Снится что-то домашнее и приятное, но тут меня начинают трясти за плечо. Пробую отогнать подлое наваждение. Не получается. Открываю глаза и вижу на фоне окна, бледно освещённого почти полной луной, Толика Исакова. Он прикладывает палец к губам и жестами меня куда-то зовёт. Иду. Всё вокруг в каком-то полупрозрачном тумане. Проходим мимо дневального. Он стоит на коленях. Руки на тумбочке, на руках голова. Дневальный спит.
Мы выходим из казармы. С чёрного неба смотрит на нас большая бледная луна. Рядом с луной какие-то зеленоватые всполохи. Толик идёт за здание умывальника к забору. Мы пробираемся через кусты и находим тайный лаз из-за забора на волю. На городской улице темно, до ближайшего фонаря метров пятьдесят. Толик показывает рукой, мол, нам надо к тому фонарю и... И чья-то сильная рука хватает меня за плечо. Оборачиваюсь! Меня крепко держит слегка поддатый мужик. Узнаю его сразу - это прапорщик из шестой роты. Рядом стоит полная женщина.
- Коля, оставь его, пойдём домой, - уговаривает она прапора, но тот настроен решительно.
- Ты чего, Сима, - ухмыляется он и ещё крепче сжимает мне плечо, - если я сейчас это дело не пресеку, так они совсем оборзеют. На шею сядут, и ножки свесят... Ты их просто не знаешь... Его надо дежурному сдать...
Дежурный по части смотрит сочувственно, зевает и велит помощнику вести меня в роту.
Утром ротный объявляет мне трое суток ареста. На гарнизонную гауптвахту бреду следом за старшиной. Оформляют там быстро: пятнадцать минут и я уже в тесной камере. Меня встречают два сидельца: один танкист, другой из стройбата.
- Сколько прослужил? - первым делом интересуется танкист.
- Три месяца...
- Салага...
- За что стреножили? - спрашивает боец строительного фронта.
- Самоход.
- Молоток, - стройбатовец хлопает меня по плечу и поворачивается к танкисту. - Ты в первые три месяца из-под кровати нос боялся высунуть, а этот уже в самоходы ходит. Бедовый пацан. Уважаю. Я - Вася. Споёмся...
Только спеть у нас не получается, гремит наружный засов и нас отправляют на работу - разгружать кирпич. Разгружать кирпич - работа не из лёгких, а когда на улице плюс пятьдесят в тени, так это сущий ад. Но, оказывается, и к аду можно привыкнуть. Я вообще по жизни человек выносливый. Привыкаю, но устаю страшно. Мои сокамерники - тоже не из железа, поэтому вечером не до разговоров. Получаем деревянные лежаки, прозванные в народе "вертолётами" и сразу спать. На следующий день опять на кирпич. На третий день утром танкиста выпускают, но свято место пусто не бывает. Место танкиста занимает связист. Малый наглый, сразу наезжает на меня, мол, мало служишь. Вася съездил связисту в ухо, этим наезд и завершается. После завтрака - опять кирпичи.

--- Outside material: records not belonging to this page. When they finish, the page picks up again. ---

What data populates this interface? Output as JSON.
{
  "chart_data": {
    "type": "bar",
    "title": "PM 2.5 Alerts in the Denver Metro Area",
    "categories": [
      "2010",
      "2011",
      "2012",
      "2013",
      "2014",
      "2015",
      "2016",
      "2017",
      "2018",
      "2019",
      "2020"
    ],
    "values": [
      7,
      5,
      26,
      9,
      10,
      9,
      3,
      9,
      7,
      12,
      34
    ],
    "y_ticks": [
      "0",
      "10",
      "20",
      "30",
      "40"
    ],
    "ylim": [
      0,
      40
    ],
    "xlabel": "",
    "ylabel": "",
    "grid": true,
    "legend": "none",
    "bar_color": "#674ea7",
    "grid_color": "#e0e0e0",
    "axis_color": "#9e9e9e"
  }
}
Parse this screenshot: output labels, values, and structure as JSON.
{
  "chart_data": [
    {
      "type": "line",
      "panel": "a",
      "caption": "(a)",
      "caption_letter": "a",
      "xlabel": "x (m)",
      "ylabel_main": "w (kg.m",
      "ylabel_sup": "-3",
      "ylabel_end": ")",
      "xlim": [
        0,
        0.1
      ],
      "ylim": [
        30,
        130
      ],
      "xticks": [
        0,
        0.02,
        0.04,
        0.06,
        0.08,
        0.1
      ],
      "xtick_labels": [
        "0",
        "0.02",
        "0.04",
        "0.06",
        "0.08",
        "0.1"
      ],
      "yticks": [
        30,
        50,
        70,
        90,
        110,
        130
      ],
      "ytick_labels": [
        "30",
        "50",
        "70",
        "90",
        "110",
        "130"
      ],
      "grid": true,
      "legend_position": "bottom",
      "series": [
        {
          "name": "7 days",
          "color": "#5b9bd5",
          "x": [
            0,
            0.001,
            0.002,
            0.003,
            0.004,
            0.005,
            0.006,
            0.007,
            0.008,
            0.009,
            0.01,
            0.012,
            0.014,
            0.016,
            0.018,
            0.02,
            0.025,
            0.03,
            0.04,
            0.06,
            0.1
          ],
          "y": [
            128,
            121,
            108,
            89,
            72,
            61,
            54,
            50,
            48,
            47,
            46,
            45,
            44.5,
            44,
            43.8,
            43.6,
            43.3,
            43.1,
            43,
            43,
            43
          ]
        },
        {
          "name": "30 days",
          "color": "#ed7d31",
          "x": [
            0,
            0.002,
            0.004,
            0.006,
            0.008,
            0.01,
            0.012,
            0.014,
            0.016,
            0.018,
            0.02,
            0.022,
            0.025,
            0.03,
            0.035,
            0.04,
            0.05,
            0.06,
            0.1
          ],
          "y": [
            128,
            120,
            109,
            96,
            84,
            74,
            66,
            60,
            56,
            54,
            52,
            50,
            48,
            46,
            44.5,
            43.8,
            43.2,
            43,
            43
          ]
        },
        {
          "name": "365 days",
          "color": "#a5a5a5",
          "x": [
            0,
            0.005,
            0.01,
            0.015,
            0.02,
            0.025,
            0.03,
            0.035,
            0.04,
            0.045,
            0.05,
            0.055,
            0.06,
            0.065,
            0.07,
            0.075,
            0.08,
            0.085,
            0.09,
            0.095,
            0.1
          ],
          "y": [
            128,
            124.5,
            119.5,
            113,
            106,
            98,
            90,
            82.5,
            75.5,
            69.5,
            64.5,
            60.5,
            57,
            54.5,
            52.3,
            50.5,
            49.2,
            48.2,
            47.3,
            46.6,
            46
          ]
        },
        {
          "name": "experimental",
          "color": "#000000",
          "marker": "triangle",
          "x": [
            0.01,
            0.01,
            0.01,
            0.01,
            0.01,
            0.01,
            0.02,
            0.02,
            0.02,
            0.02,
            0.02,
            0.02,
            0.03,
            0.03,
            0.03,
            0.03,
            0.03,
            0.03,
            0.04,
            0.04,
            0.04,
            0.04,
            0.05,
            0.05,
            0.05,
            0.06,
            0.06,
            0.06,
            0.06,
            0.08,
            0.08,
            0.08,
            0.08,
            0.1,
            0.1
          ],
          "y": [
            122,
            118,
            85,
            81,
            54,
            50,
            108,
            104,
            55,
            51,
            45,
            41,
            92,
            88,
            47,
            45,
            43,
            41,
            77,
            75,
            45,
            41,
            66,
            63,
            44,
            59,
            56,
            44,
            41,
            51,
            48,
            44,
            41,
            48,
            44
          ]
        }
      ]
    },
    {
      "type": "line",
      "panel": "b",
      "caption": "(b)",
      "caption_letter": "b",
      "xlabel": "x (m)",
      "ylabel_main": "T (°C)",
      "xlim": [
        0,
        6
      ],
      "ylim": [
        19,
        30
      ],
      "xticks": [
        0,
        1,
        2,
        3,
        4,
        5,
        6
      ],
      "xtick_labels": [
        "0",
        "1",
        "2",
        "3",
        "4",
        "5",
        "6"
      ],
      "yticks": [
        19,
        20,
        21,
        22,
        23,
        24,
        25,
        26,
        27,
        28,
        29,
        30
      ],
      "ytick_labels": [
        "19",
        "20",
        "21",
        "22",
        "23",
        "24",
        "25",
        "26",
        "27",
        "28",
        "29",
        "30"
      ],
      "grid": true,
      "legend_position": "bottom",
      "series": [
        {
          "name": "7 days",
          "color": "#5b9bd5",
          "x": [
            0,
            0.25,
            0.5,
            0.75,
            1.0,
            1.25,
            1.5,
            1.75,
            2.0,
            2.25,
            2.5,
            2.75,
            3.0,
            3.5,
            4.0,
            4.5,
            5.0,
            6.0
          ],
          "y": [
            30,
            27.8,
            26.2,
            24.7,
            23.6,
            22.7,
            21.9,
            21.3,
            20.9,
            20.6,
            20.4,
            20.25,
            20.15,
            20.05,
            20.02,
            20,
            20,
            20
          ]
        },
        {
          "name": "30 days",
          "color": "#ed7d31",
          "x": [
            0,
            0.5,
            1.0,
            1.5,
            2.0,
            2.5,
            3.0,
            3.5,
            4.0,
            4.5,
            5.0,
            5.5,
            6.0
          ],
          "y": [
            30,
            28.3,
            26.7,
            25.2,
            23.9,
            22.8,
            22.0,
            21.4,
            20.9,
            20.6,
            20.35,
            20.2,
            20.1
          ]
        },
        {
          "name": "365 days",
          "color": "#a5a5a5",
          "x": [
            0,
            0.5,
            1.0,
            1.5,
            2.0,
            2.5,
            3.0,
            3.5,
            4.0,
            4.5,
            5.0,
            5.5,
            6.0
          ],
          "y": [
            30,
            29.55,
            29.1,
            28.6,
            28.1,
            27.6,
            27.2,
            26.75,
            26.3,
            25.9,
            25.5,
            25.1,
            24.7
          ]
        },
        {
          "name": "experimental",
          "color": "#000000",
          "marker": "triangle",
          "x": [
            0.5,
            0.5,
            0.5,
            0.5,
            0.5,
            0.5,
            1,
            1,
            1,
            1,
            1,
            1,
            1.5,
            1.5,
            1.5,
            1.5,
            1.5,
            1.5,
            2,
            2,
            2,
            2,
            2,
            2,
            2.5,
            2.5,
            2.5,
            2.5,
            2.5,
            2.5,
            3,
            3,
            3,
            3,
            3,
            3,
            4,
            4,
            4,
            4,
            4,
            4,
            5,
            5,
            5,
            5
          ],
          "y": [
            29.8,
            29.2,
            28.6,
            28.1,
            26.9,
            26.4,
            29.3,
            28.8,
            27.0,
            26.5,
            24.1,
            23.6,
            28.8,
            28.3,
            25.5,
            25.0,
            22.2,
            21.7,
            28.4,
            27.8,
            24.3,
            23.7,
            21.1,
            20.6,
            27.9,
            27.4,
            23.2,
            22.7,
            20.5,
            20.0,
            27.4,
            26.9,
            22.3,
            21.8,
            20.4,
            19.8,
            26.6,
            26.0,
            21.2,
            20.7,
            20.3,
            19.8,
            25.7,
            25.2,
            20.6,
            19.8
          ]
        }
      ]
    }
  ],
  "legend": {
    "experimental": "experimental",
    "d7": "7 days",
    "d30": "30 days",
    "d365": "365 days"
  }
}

На свободу я выхожу с чистой совестью, кровавыми мозолями на ладонях и со стойкой ненавистью ко всяким строительным материалам. На мечте поступить в строительный институт ставлю жирный крест.
Докладываю о прибытии командиру взвода, а тот шипит как ядовитый гремучник.
- Ну и гад ты, Штылёв. Знал же какая у меня ситуация и всё равно самоволку побежал. Сначала Исаков, теперь вот ты... Потерпеть не мог? Я должен был через пару месяцев старшего получить... Теперь всё... Ещё врёт, будто Исаков за ним приходил. Прямо - на больную мозоль... Ну, за мной теперь тоже не заржавеет...
На утреннем разводе зачитывают приказ о моем разжаловании, и командир роты торжественно срезает ножницами уже не мою ефрейторскую лычку. Вот и всё - теперь я не командир. А Исакова в части так и нет.
Перед обедом приносят письма. Мне сразу два. Одно из дома, а другое... Другое - местное. Обратный адрес есть - улица Гончарная, дом 13. Не может мне никто из этого дома писать. Ещё раз читаю адрес на конверте с эмблемой третьего съезда колхозников: наша часть, наша рота - мне письмо! Разрываю конверт, а там червертушка листа в клеточку и надпись из угла в угол печатными буквами: "спаси".
"Кого это я должен спасти? - беспрестанно думаю и во время обеда, и после него - на занятиях".
Думаю, думаю, но в голову ничего дельного не приходит.
"Некого мне спасать в этом городе. Не знаю я здесь никого..."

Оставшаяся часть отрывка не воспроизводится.